Nell’ottobre 2009, il maresciallo Roberto Mandolini “si è presentato in caserma: mi confidò che c’era stato un casino perché un giovane era stato massacrato di botte dai ragazzi, quando si riferì ai ‘ragazzi’, l’idea era che erano stati i militari che avevano proceduto all’arresto”. Lo dice il maresciallo dei carabinieri Riccardo Casamassima in aula, durante il processo ai cinque carabinieri, tre dei quali accusati della morte di Stefano Cucchi.

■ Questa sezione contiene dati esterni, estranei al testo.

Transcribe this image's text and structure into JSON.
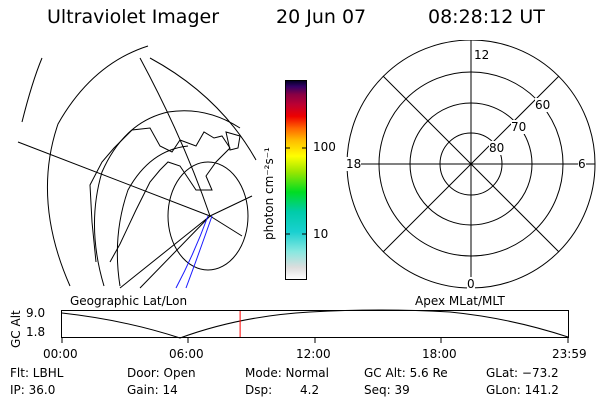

La conferma del pestaggio del giovane geometra romano, arrestato nell’ottobre 2009 e poi morto una settimana dopo in ospedale, proviene dal maresciallo Riccardo Casamassima, uno dei teste chiave del processo, sentito davanti alla prima Corte d’assise. La decisione di raccontare questo episodio arrivò qualche anno dopo la morte di Cucchi, nel 2015, “perché pensavo che Mandolini volesse fare lui stesso qualcosa. Avevo paura di ritorsioni. – ha aggiunto Casamassima – Dopo la mia testimonianza hanno cominciato a fare pressioni pesanti nei miei confronti. Ho avuto anche problemi perché ho rilasciato interviste non autorizzate; si stava cercando di screditarmi, e io dovevo far capire che tutto quello che dicevano non era vero”.
“Per anni io e la mia famiglia abbiamo rincorso la verità, abbiamo atteso troppo. Ritengo che il principale responsabile di questa attesa sia il maresciallo Mandolini”. Così Ilaria Cucchi, sorella di Stefano, ha commentato la testimonianza in aula del maresciallo Casamassima. “Ricordo bene quando Mandolini venne in aula nel primo processo, quello sbagliato, – ha aggiunto – a raccontarci la storiella che quella era stata una serata piacevole e che Stefano era stato anche simpatico. Adesso è il processo giusto, si parla di pestaggio. E ogni volta che entro in quest’aula ho la pelle d’oca. E’ inaccettabile, e lo dico da sorella di Stefano ma anche da cittadina, che si sia cercato di scaricare tutto sulla polizia penitenziaria”.